L’antiautoritarismo richiede di abbandonare questa mentalità, di riconoscere l’inevitabilità delle differenze e di considerare le persone che si discostano da noi come alleate. Dopo tutto, non stiamo cercando di imporre a tuttɜ una nuova società utopica dopo la rivoluzione; l’obiettivo è distruggere le strutture di potere centralizzate in modo che ogni comunità abbia l’autonomia di organizzarsi così che tutti i suoi membri decidano le modalità migliori per soddisfare al meglio i bisogni individuali e collettivi, aderendo o lasciando associazioni libere di mutuo aiuto con le comunità circostanti.[232] Ognunǝ di noi ha un naturale potenziale verso la libertà e l’auto-organizzazione; pertanto, se ci identifichiamo come persone anarchiche, il nostro compito non è quello di convertire tuttɜ all’anarchismo, ma di usare le nostre prospettive e le nostre esperienze collettive per difenderci dagli sforzi di cooptazione della sinistra istituzionale e per fornire modelli di relazioni sociali autonome e di auto-organizzazione in culture dove attualmente non ne esistono.

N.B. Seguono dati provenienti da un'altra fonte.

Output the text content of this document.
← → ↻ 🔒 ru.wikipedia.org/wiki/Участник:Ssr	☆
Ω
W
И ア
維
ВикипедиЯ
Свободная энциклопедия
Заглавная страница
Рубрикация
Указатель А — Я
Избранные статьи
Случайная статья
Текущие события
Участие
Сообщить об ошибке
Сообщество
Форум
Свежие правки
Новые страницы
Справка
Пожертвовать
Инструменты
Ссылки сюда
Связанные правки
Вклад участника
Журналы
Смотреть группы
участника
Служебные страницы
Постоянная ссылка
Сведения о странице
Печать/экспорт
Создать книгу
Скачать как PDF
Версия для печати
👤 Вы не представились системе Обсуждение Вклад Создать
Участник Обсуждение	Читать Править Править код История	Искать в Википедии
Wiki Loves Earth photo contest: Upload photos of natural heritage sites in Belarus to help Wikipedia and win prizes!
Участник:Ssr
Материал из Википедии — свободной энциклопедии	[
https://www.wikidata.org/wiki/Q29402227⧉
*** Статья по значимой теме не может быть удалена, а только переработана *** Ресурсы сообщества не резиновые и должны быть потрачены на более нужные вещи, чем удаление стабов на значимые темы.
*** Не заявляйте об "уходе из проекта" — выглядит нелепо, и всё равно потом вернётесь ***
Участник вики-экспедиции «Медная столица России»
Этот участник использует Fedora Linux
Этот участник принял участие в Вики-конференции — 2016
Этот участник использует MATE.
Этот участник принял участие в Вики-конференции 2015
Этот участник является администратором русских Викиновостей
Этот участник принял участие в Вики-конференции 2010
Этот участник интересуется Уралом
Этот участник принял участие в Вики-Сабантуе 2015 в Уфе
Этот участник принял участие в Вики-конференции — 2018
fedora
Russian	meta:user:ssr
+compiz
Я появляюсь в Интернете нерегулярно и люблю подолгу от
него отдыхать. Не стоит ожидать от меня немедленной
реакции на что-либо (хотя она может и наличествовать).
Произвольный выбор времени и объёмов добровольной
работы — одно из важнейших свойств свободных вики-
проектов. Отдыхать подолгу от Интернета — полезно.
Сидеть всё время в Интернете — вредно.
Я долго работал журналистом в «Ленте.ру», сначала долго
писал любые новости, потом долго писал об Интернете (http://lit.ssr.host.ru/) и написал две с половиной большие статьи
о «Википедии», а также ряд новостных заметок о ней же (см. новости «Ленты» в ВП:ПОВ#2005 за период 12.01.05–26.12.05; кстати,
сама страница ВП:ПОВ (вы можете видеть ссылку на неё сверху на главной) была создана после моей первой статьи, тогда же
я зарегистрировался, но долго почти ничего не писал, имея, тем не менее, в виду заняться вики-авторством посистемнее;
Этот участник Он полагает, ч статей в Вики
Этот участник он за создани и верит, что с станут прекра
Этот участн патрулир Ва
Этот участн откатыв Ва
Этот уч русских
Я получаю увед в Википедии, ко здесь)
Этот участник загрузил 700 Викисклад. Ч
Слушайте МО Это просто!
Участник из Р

C’è anche la questione della leadership in una lotta antiautoritaria. L’idea tradizionale di leadership, come ruolo istituzionalizzato o coercitivo, come potere sulle persone, è gerarchica e inibisce la crescita delle persone. Ma è anche vero che le persone non sono uguali in termini di capacità, che questa rivoluzione richiederà un’enorme quantità di competenze e che individui consapevoli e non egoisti metteranno spontaneamente qualcunə con più competenze in una posizione di leadership non coercitiva e temporanea. L’approccio di un’etica antiautoritaria nei confronti della leadership è che il potere deve essere costantemente ridistribuito verso l’esterno. È responsabilità delle persone che si trovano in posizioni di leadership prestare i propri talenti al movimento e trasmettere la propria esperienza, insegnando ad altre persone piuttosto che mantenere la propria conoscenza come forma di potere. Inoltre, un’etica antiautoritaria favorisce la lotta senza compromessi contro l’oppressione, ma si oppone a schiacciare coloro che sono statɜ sconfittɜ, favorisce la riconciliazione rispetto alla punizione.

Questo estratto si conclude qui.